I'm preparing for the first full session of formal discussions into the City of Dallas' landscape and tree ordinance amendments. In some ways, this seems it will be a daunting and formidable task that will lead me and my associates down a trail of exhaustion. But I am all the more relieved that, after many years of frustration of a number of well-intended people who have debated and walked through this ordinance while waiting for official action, their long patience is being rewarded.
People in both the general conservation and development communities have all recognized some flaws in the existing codes. But it was from the earliest discussions of 2007 through 2010 where there were real serious efforts between those two general communities to find common ground. For the most part, they were successful in agreement that conservation is not synonymous with preservation, and construction is not synonymous with destruction. There is a place where the two historical and natural adversaries can meet - and so do people. Conservation and development should equal sustainable development. It cannot all just be one hand forsaking the other. That kind of one-sided ultimate equation is disaster for the generational growth and survival of this city. The purpose of the ordinance is not a myth. A previous generation gave us a direction to build upon and it's up to the children to follow it. We can recognize that our urban forest grew over many decades, in great part, because of development and growth, and it can equally be our desire to retain and expand this great forest canopy by training ourselves to continue it through conservation and preservation initiatives.

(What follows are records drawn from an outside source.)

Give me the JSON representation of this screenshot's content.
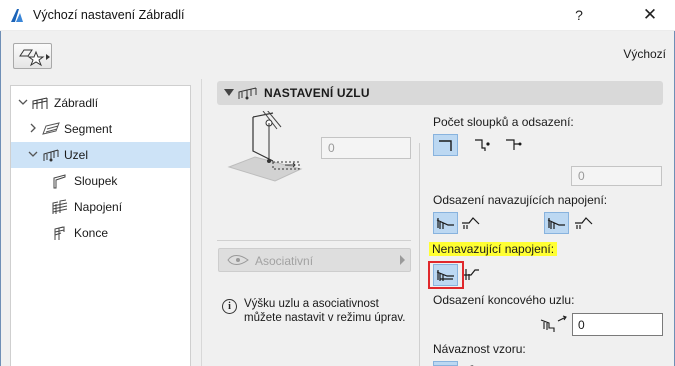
{
  "window": {
    "title": "Výchozí nastavení Zábradlí",
    "help_label": "?",
    "close_label": "✕"
  },
  "toolbar": {
    "favorites_icon": "star-favorites-icon",
    "default_label": "Výchozí"
  },
  "tree": {
    "items": [
      {
        "label": "Zábradlí",
        "icon": "railing-icon"
      },
      {
        "label": "Segment",
        "icon": "segment-icon"
      },
      {
        "label": "Uzel",
        "icon": "node-icon"
      },
      {
        "label": "Sloupek",
        "icon": "post-icon"
      },
      {
        "label": "Napojení",
        "icon": "connection-icon"
      },
      {
        "label": "Konce",
        "icon": "end-icon"
      }
    ],
    "selected": "Uzel"
  },
  "panel": {
    "title": "NASTAVENÍ UZLU",
    "node_height_value": "0",
    "associative_label": "Asociativní",
    "info_text": "Výšku uzlu a asociativnost můžete nastavit v režimu úprav.",
    "posts_offset_label": "Počet sloupků a odsazení:",
    "posts_offset_value": "0",
    "connected_offset_label": "Odsazení navazujících napojení:",
    "non_connected_label": "Nenavazující napojení:",
    "end_node_offset_label": "Odsazení koncového uzlu:",
    "end_node_offset_value": "0",
    "pattern_continuity_label": "Návaznost vzoru:"
  },
  "colors": {
    "selection": "#cde3f7",
    "highlight": "#ffff33",
    "red_outline": "#e0282c",
    "active_button": "#bcd8f2"
  }
}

The great effort now with the looming conversations is to help us all understand that a landscape ordinance only provides minimums. These are basic zoning rules for development under permit. It defines parameters from which designers, engineers and builders must utilize to work above, below and within. The rest is up to the human imagination to design and place life in little spaces intended for human habitation and transport. If they cannot work within this range, then there must be questions to ask. Are the developers demanding too much of the city? Is the city demanding too much of the developers? In the end, we all have our perceptions about what our goals should be, and this must be set by the community itself. How do we achieve a common understanding and agreement for a unified ordinance that makes everyone happy? Well, it's not likely to happen, but it is most vital to the longevity and unity of our communities that we make the effort.
An ordinance does not define a green city. It merely sets ground rules by which we apply law. If the community of people working in this system cannot work above those minimum standards which we set in place through debate, then we have not really achieved the purpose of our ordinance in the first place. Our goal should be to be better than our minimum abilities and to rise to the challenge of providing for a greater community with finer quality and efficiency in our product. Our community deserves it.

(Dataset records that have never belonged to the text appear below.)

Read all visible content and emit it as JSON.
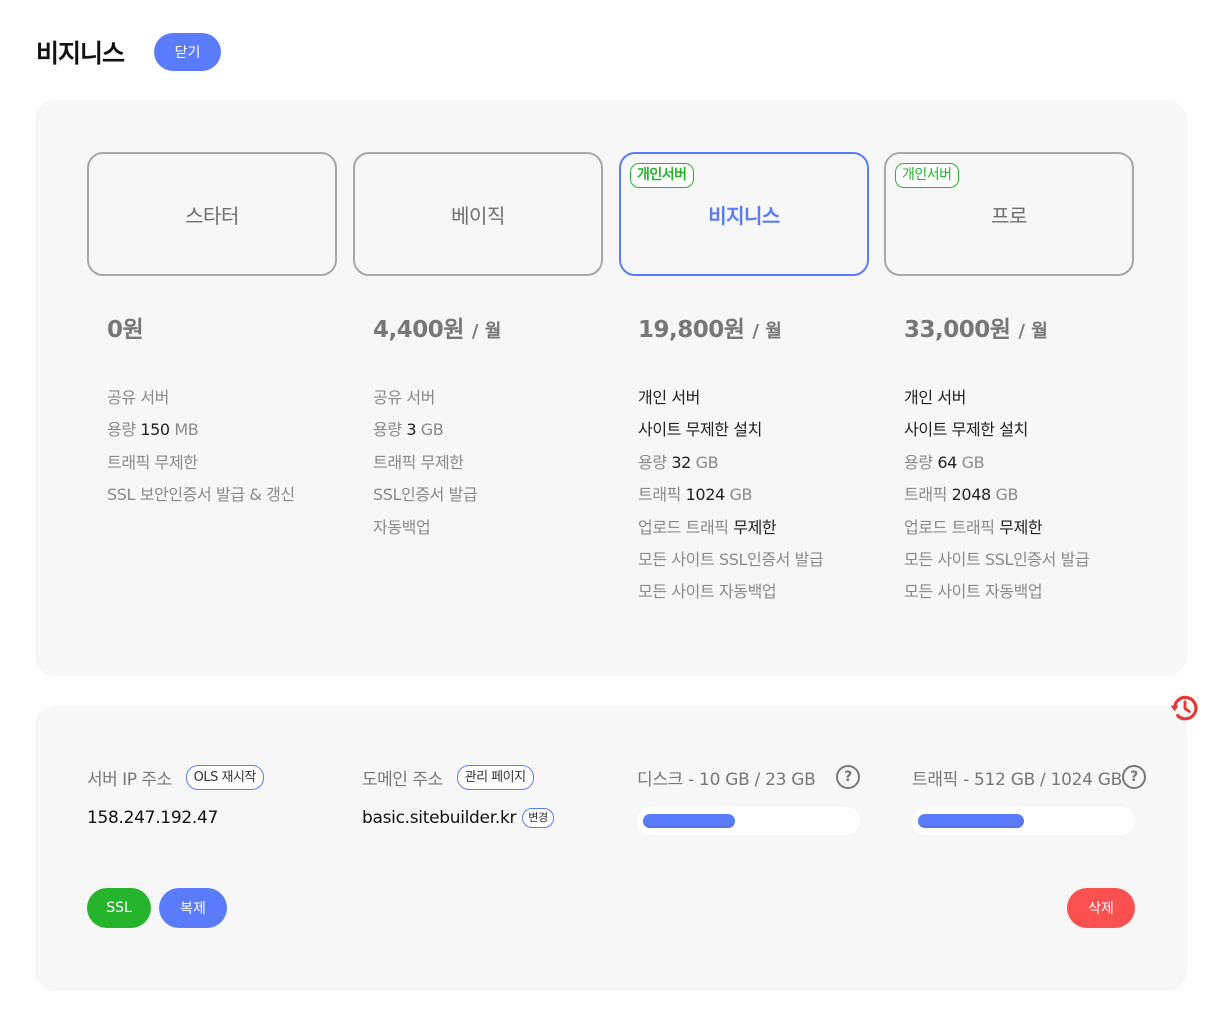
{
  "header": {
    "title": "비지니스",
    "close_label": "닫기"
  },
  "plans": [
    {
      "name": "스타터",
      "tag": "",
      "selected": false,
      "price": "0원",
      "unit": "",
      "features": [
        {
          "parts": [
            {
              "t": "공유 서버",
              "hl": false
            }
          ]
        },
        {
          "parts": [
            {
              "t": "용량 ",
              "hl": false
            },
            {
              "t": "150",
              "hl": true
            },
            {
              "t": " MB",
              "hl": false
            }
          ]
        },
        {
          "parts": [
            {
              "t": "트래픽 무제한",
              "hl": false
            }
          ]
        },
        {
          "parts": [
            {
              "t": "SSL 보안인증서 발급 & 갱신",
              "hl": false
            }
          ]
        }
      ]
    },
    {
      "name": "베이직",
      "tag": "",
      "selected": false,
      "price": "4,400원",
      "unit": "/ 월",
      "features": [
        {
          "parts": [
            {
              "t": "공유 서버",
              "hl": false
            }
          ]
        },
        {
          "parts": [
            {
              "t": "용량 ",
              "hl": false
            },
            {
              "t": "3",
              "hl": true
            },
            {
              "t": " GB",
              "hl": false
            }
          ]
        },
        {
          "parts": [
            {
              "t": "트래픽 무제한",
              "hl": false
            }
          ]
        },
        {
          "parts": [
            {
              "t": "SSL인증서 발급",
              "hl": false
            }
          ]
        },
        {
          "parts": [
            {
              "t": "자동백업",
              "hl": false
            }
          ]
        }
      ]
    },
    {
      "name": "비지니스",
      "tag": "개인서버",
      "selected": true,
      "price": "19,800원",
      "unit": "/ 월",
      "features": [
        {
          "parts": [
            {
              "t": "개인 서버",
              "hl": true
            }
          ]
        },
        {
          "parts": [
            {
              "t": "사이트 무제한 설치",
              "hl": true
            }
          ]
        },
        {
          "parts": [
            {
              "t": "용량 ",
              "hl": false
            },
            {
              "t": "32",
              "hl": true
            },
            {
              "t": " GB",
              "hl": false
            }
          ]
        },
        {
          "parts": [
            {
              "t": "트래픽 ",
              "hl": false
            },
            {
              "t": "1024",
              "hl": true
            },
            {
              "t": " GB",
              "hl": false
            }
          ]
        },
        {
          "parts": [
            {
              "t": "업로드 트래픽 ",
              "hl": false
            },
            {
              "t": "무제한",
              "hl": true
            }
          ]
        },
        {
          "parts": [
            {
              "t": "모든 사이트 SSL인증서 발급",
              "hl": false
            }
          ]
        },
        {
          "parts": [
            {
              "t": "모든 사이트 자동백업",
              "hl": false
            }
          ]
        }
      ]
    },
    {
      "name": "프로",
      "tag": "개인서버",
      "selected": false,
      "price": "33,000원",
      "unit": "/ 월",
      "features": [
        {
          "parts": [
            {
              "t": "개인 서버",
              "hl": true
            }
          ]
        },
        {
          "parts": [
            {
              "t": "사이트 무제한 설치",
              "hl": true
            }
          ]
        },
        {
          "parts": [
            {
              "t": "용량 ",
              "hl": false
            },
            {
              "t": "64",
              "hl": true
            },
            {
              "t": " GB",
              "hl": false
            }
          ]
        },
        {
          "parts": [
            {
              "t": "트래픽 ",
              "hl": false
            },
            {
              "t": "2048",
              "hl": true
            },
            {
              "t": " GB",
              "hl": false
            }
          ]
        },
        {
          "parts": [
            {
              "t": "업로드 트래픽 ",
              "hl": false
            },
            {
              "t": "무제한",
              "hl": true
            }
          ]
        },
        {
          "parts": [
            {
              "t": "모든 사이트 SSL인증서 발급",
              "hl": false
            }
          ]
        },
        {
          "parts": [
            {
              "t": "모든 사이트 자동백업",
              "hl": false
            }
          ]
        }
      ]
    }
  ],
  "server": {
    "ip_label": "서버 IP 주소",
    "ols_restart_label": "OLS 재시작",
    "ip_value": "158.247.192.47",
    "domain_label": "도메인 주소",
    "admin_page_label": "관리 페이지",
    "domain_value": "basic.sitebuilder.kr",
    "change_label": "변경",
    "disk_label": "디스크 - 10 GB / 23 GB",
    "disk_fraction": 0.4348,
    "traffic_label": "트래픽 - 512 GB / 1024 GB",
    "traffic_fraction": 0.5,
    "help_glyph": "?",
    "history_icon": "history-icon"
  },
  "actions": {
    "ssl_label": "SSL",
    "copy_label": "복제",
    "delete_label": "삭제"
  },
  "colors": {
    "accent": "#5b7cfa",
    "green": "#27b42d",
    "danger": "#fa5050",
    "history_red": "#e53935"
  }
}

Land conservation is a strong goal for a growing city. Conservation must be on equal footing in our consciousness with development for that development to be sustainable. In essence, the conservation of land and forest in a city of human inhabitants is all that can be fully expected of us. We have long passed the point where human intervention is countered. We can only answer with the wise and reasoned approach to our own expansion across this city to provide for a sustainable and thriving community that is not encumbered with its own 'too much.' So, why can't land conservation be a tool for economic development? We can be better selective in what we conserve, and preserve, as we continue to pursue growth. Not everything in this city needs to be paved and inhabited, and not every parcel, or every tree, in the city is a candidate for preservation. The unified goal of sustainable development requires more from us than just laying down the land and trees and wildlife for expansion. It requires cooperation and compromise and thorough conservative planning before the engineering begins. Land for growing can run together with land for conserving.
But, as we have just learned, our internal economy in Dallas is weakening as salaries decline and human poverty increases. This cannot be good for the forest either. As we seek answers to rebuilding communities, restoring the healthy urban forest can be a catalyst to help with community unity and growth. Building community is also restoring the entire community, including the trees, the wildlife, and the entirety of the various ecosystems. Our quality of life, and the health of city inhabitants, who can less and less endure the harsh environment of this city, can demand the conservation of a quality forest. We can recognize the weaknesses in the urban forest infrastructure and strengthen the urban forest where we reside. We, as individual land owners and renters, are tree stewards, and managers of this urban forest. We must better educate ourselves to proper care and attention to these sylvan giants who form our most formidable natural defense from our urban heat and pollution tempest. When we can determine to take hold of this mission, we may better build the Dallas for our future generations.
It's time to grow as a community and find balanced approaches together. We can look past divisions that separated our community in a previous generation. I hope we will find a better working environment in our future discussions so we can build the tools to help sustain our city environment throughout.
But, at some point, we need to hold out a little trust that we are capable of something greater than our least efforts.